Delving into the $ B_s \to \ell \ell^{\prime}$, $B_{(s)} \to (K^{(*)}, \phi, f_2^{\prime}, K_2^*) \ell \ell ^{\prime}$ processes

TL;DR

This paper investigates rare B meson decays mediated by flavor-changing neutral currents, analyzing potential new physics effects, especially from a non-universal Z' model, and explores how various observables could reveal deviations from the Standard Model.

Contribution

It provides new constraints on Z' model parameters and studies their impact on multiple rare B decay channels and observables, highlighting potential signals of new physics.

Findings

Observables show sensitivity to new physics effects.

Branching ratios and asymmetries could reveal deviations from the Standard Model.
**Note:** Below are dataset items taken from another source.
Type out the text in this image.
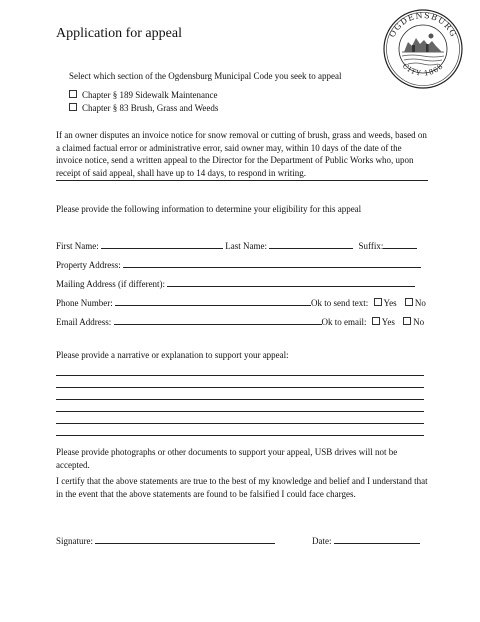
Application for appeal	OGDENSBURG
CITY 1868
Select which section of the Ogdensburg Municipal Code you seek to appeal
Chapter § 189 Sidewalk Maintenance
Chapter § 83 Brush, Grass and Weeds
If an owner disputes an invoice notice for snow removal or cutting of brush, grass and weeds, based on a claimed factual error or administrative error, said owner may, within 10 days of the date of the invoice notice, send a written appeal to the Director for the Department of Public Works who, upon receipt of said appeal, shall have up to 14 days, to respond in writing.
Please provide the following information to determine your eligibility for this appeal
First Name:	Last Name:	Suffix:
Property Address:
Mailing Address (if different):
Phone Number:	Ok to send text: Yes No
Email Address:	Ok to email: Yes No
Please provide a narrative or explanation to support your appeal:
Please provide photographs or other documents to support your appeal, USB drives will not be accepted.
I certify that the above statements are true to the best of my knowledge and belief and I understand that in the event that the above statements are found to be falsified I could face charges.
Signature:	Date:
Non-universality observables are particularly promising for detecting new physics.

Abstract

To shed light on the indirect search for new physics beyond the standard model, the long standing discrepancies between the theory and experiment mediated by FCNC $b\to s \ell \ell$ quark level transitions set an ideal testing ground. Though the very recent measurements of $R_K$ and $R_{K^*}$ are consistent with the standard model, still the excitements remain on the measurements of LHCb experiment with the observables $\mathcal{B} (B_s \to \phi \mu ^+ \mu ^-)$ which has deviations at the level of $3.6 \sigma$. Additionally, standard deviation of $\sim 3.3 \sigma$ and $1.2 \sigma$, respectively for $P_5^{\prime}$ in $B \to K^* \mu ^+ \mu ^-$ and the branching ratio in $B_s \to \mu^+ \mu^-$ processes are observed. Inspired by these discrepancies, we work out the constraints on the new physics coupling parameters in the presence of a non-universal $Z'$ model. We then probe the exclusive leptonic decay channels $ B_s \to \ell \ell^{\prime}$, $B_{(s)} \to (K^{(*)}, \phi, f_2^{\prime}, K_2^*) \ell \ell ^{\prime}$ induced by the neutral current transition $b\to s \ell \ell^{\prime}$. We find that the $q^2$ variation of the observables, such as, branching ratio, forward-backward asymmetry, lepton polarization asymmetry, and the very sensible observable, so called non-universality observables for LFV decays display the sensitivity of new physics. In this analysis. we estimate above mentioned observables that could shed light on the window of new physics in the near future.